A “feminist” approach to international assistance: nice rhetoric without any clear content?
Although Canada’s new international assistance policy claims to transform the dominant development paradigm, it remains ambiguous on a large number of concepts, “whose repetition sounds more like a mantra than a policy proposal” according to anthropology professor Marie France Labrecque. Even the notion of a feminist approach, the policy’s core principle, is not clearly defined, even though it is a multidimensional concept that can have very different interpretations.
The lack of definition of key concepts reflects government officials’ lack of knowledge of feminist issues and the low priority they give them, which has worsened over the past years with the departure of Global Affairs Canada’s few remaining gender equality specialists. According to Labrecque, the government’s vagueness on what it considers a feminist approach allows development workers to present themselves as gender specialists because of the knowledge they acquired “thanks to their wife”, as some of her colleagues in the field told her.
Moreover, the new policy does not specify how social research can contribute to development assistance and provide the evidence that the government claims is the basis of aid-related decisions.

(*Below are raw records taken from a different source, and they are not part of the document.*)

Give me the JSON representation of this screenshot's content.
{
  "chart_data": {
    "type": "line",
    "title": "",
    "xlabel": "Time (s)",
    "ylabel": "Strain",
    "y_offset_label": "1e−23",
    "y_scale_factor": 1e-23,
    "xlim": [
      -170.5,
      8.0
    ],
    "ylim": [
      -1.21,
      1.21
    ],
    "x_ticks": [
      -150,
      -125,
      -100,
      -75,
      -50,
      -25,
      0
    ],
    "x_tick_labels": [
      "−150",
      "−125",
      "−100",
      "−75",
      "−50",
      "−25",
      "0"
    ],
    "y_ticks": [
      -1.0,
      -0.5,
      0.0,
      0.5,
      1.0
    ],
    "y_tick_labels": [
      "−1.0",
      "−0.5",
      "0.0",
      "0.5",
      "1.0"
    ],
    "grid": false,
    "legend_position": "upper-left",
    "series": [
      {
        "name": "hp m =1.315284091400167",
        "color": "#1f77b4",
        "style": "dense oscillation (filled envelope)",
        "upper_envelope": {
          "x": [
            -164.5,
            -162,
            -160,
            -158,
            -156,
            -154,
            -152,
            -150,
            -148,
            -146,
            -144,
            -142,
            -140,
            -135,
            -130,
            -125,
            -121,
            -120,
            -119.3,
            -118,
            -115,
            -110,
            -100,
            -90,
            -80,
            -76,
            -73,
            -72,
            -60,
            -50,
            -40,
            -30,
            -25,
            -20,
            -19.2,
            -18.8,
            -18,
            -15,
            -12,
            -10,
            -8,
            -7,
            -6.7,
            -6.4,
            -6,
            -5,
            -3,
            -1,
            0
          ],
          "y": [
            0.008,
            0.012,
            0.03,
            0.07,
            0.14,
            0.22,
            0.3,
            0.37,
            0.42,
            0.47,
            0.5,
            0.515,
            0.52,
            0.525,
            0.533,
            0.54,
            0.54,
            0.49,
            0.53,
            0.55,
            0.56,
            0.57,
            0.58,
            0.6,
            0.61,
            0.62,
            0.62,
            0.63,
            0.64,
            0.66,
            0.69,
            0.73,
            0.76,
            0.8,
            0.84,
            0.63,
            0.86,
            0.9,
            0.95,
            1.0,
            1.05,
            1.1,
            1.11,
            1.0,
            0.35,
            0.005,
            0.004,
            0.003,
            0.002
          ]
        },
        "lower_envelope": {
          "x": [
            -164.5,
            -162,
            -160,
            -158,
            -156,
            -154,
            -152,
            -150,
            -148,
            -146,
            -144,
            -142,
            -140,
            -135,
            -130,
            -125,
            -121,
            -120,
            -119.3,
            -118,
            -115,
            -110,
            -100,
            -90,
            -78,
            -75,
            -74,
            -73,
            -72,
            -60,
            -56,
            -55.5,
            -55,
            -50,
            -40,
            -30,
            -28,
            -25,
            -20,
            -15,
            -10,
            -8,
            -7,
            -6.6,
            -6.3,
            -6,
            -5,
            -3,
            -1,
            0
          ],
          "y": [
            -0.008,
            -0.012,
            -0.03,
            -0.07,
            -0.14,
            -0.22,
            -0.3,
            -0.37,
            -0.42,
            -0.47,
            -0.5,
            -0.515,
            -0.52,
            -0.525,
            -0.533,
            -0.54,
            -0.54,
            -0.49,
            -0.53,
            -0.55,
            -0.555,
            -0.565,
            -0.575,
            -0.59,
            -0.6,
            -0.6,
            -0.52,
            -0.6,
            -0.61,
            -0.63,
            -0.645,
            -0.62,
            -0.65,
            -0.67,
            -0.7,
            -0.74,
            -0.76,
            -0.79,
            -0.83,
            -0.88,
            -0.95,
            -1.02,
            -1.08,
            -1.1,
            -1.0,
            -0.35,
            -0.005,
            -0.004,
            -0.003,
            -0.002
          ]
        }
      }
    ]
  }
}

The lack of research makes it difficult to situate development projects within their social context. Labrecque explained that the lack of studies on the Malian context led the project to rely on a context considered “similar” elsewhere in sub-Saharan Africa. Under such circumstances, the government’s ability to effectively measure change and results is at best uncertain.
Not a turning point, but a great potential impact for Canadian international cooperation organizations
According to Anne Delorme, who coordinates the Comité québécois femmes et développement, the new international assistance policy is not a major turning point for Québec’s international cooperation organizations because many of them, such as the Comité pour les droits humains en Amérique latine and the Projet d’accompagnement Québec-Guatemala, have already been working with women’s rights activists and encouraging links between women’s rights defenders in the Global North and the Global South for many years.

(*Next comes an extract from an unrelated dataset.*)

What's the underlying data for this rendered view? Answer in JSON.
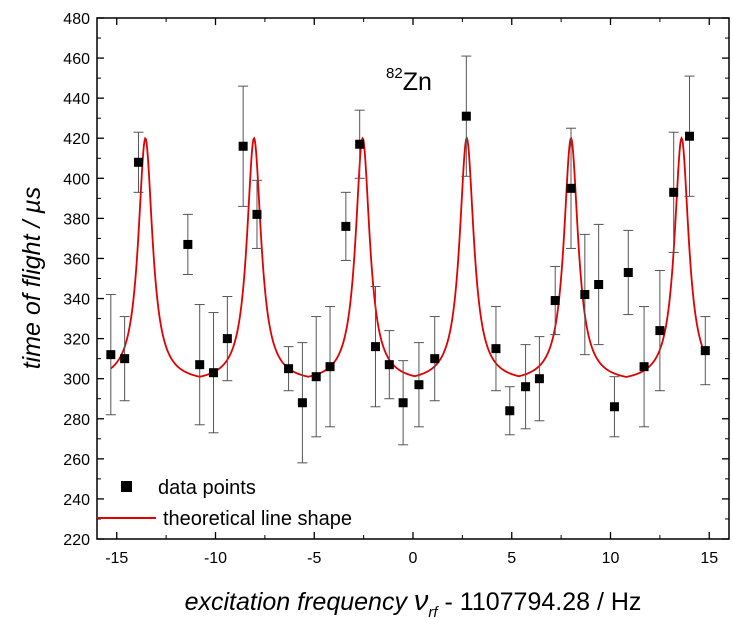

Nonetheless, she believes that Canada’s feminist approach could have a huge impact, especially if it encourages international cooperation organizations to question their power dynamics with their Southern partners. FIAP prompted some organizations to think about how they behave towards their partners in the field, notably thinking about whom they hire, what their working conditions are and how to ensure that their basic rights are fully protected.
Between capacity building and a Kafkaesque bureaucracy for Southern partners
Many Southern women’s rights organizations welcomed FIAP with enthusiasm. These organizations often work in precarious economic conditions with a particularly high risk of burnout. However, these partners continue to struggle to meet all the Canadian government’s bureaucratic requirements. Caroline Leclerc, Assistant Deputy Minister at Global Affairs Canada on Partnerships for Development Innovation, acknowledged the problem and made a commitment to reduce the administrative burden on Southern partners, which she considers heavy on Global Affairs Canada as well. The government has conducted consultations in recent months in order to figure out how to simplify current procedures.
Although it is still too early to know what the new international assistance policy’s impact will be on Canadian civil society organizations and their Southern partners, the UQÀM panel helped us make a partial assessment and draw up some recommendations to avoid FIAP becoming not much more than just nice rhetoric. The government needs to articulate what it considers a “feminist approach”, otherwise the concept could become meaningless and be used to describe any activity related to women. If the government really wants its international assistance policy to be feminist and effective, it must also ensure a greater role for social research in development projects, allocate more resources to develop its expertise in gender equality and reduce the administrative burden on Southern partners.